CORPUS HISTORIQUE ÉTAMPOIS
 
Montrond, Jouanest et Vivaux
 Liste des sous-préfets d’Étampes de 1820 à 1926
Abeille d’Étampes, septembre-octobre 1926
   
La sous-préfecture d'Etampes vers 1908
La sous-préfecture d’Étampes vers 1908
 
    En 1926 est abolie la sous-préfecture d’Étampes, qui ne sera rétablie quen 1962, sur un territoire nettement amoindri. À cette occasion, un contributeur du journal l’Abeille, qui signe B. et que nous n’avons pas encore identifier, entreprend de reconstituer la liste de ceux qui ont occupé la fonction de sous-préfet d’Étampes depuis l’origine, c’est-à-dire depuis 1800.
     Dans un premier article il s’appuie sur une première liste établie dès 1837 par Maxime de Montrond dans ses Essais historiques sur la ville d’Étampes. La semaine suivante, il fait état des recherches complémentaires d’un secrétaire de la sous-préfecture mort récemment, Jouanest. Enfin, dans un troisième article, il comble une lacune que lui a signalée le descendant d’un sous-préfet oublié, Vivaux.
 
Montrond, Jouanest et Vivaux
 Liste des sous-préfets d’Étampes de 1800 à 1926
Abeille d’Étampes, septembre-octobre 1926

    
Les Sous -Préfets d’Étampes (1/3).

     A partir du 1er octobre prochain , la Sous-Préfecture d’Étampes entrera dans l’histoire.
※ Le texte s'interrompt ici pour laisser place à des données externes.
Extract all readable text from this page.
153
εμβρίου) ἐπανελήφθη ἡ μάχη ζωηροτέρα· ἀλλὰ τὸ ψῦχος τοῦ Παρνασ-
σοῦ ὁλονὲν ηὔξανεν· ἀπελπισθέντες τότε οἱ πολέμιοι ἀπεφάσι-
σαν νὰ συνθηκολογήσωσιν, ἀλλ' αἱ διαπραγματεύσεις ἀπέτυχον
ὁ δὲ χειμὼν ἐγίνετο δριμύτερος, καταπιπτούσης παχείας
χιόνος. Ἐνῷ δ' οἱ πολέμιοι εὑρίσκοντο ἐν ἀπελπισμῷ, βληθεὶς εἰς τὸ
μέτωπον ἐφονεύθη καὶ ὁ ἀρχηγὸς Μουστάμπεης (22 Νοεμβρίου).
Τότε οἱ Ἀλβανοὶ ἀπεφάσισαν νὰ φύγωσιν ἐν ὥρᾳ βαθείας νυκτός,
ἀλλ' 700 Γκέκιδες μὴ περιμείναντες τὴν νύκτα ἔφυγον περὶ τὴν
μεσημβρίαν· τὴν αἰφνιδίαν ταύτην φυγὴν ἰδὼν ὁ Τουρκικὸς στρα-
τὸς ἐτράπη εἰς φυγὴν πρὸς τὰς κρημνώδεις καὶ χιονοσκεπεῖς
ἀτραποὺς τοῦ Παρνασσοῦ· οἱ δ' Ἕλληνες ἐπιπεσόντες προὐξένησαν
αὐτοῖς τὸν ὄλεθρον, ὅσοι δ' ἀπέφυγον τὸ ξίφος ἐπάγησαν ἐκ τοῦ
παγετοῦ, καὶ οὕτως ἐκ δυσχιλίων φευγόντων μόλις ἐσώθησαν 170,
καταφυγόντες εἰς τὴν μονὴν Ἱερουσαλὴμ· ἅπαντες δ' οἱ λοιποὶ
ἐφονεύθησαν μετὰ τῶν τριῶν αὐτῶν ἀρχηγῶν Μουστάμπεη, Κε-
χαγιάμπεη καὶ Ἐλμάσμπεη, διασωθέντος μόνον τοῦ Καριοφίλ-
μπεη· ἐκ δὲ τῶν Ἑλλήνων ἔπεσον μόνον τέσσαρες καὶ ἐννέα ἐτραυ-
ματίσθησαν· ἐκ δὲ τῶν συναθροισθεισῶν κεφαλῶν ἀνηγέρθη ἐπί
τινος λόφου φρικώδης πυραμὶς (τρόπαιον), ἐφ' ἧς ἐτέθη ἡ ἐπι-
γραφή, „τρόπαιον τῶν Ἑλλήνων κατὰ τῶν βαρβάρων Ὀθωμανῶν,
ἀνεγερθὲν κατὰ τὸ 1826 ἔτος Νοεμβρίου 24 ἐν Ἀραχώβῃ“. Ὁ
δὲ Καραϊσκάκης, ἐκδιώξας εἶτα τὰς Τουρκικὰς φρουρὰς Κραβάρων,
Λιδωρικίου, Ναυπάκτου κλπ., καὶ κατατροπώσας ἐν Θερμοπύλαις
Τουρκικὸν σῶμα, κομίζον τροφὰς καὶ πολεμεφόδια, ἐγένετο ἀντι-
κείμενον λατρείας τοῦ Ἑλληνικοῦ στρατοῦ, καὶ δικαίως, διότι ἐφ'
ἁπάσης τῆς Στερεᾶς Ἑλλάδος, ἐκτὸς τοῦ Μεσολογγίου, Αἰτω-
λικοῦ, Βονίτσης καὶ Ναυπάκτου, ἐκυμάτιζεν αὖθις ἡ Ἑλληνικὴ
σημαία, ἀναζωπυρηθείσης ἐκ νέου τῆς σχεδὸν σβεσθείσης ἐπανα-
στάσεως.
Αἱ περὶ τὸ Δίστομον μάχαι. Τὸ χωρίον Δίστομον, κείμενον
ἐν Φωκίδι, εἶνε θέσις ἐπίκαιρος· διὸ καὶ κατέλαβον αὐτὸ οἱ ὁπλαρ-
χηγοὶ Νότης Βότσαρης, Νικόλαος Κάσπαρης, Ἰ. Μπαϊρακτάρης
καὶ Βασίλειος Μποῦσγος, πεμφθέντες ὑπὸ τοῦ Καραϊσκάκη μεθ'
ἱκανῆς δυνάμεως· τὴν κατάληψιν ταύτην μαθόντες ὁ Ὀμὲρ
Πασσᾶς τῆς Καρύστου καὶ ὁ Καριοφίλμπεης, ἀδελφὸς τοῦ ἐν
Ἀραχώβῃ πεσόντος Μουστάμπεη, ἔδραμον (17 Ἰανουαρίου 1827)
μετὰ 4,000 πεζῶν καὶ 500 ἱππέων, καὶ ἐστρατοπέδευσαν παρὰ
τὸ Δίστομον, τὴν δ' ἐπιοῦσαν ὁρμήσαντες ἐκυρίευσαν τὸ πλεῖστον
Celle qui la concerne tentera peut-être quelque écrivain; en attendant voici d’après Maxime de Mont-Rond, la liste des premiers sous-préfets d’Étampes:

An IX de la République.
Marie-J.-B. Hénin de Longuetoise.

An XIII.
Charles de Bouraine.
1815.
Jamet.
Id.
Charles de Bouraine.
Id.
La Boulinière (décédé en fonctions 1826).
1827.
Desroys du Roure.
1830.
Foye (Isidore), député en 1833 .
1832.
Pavée de Vandœuvre (maître des requêtes en  1833).
1834.
Édouard Bocher, auditeur au Conseil d’Etat, sous-préfet en  1837.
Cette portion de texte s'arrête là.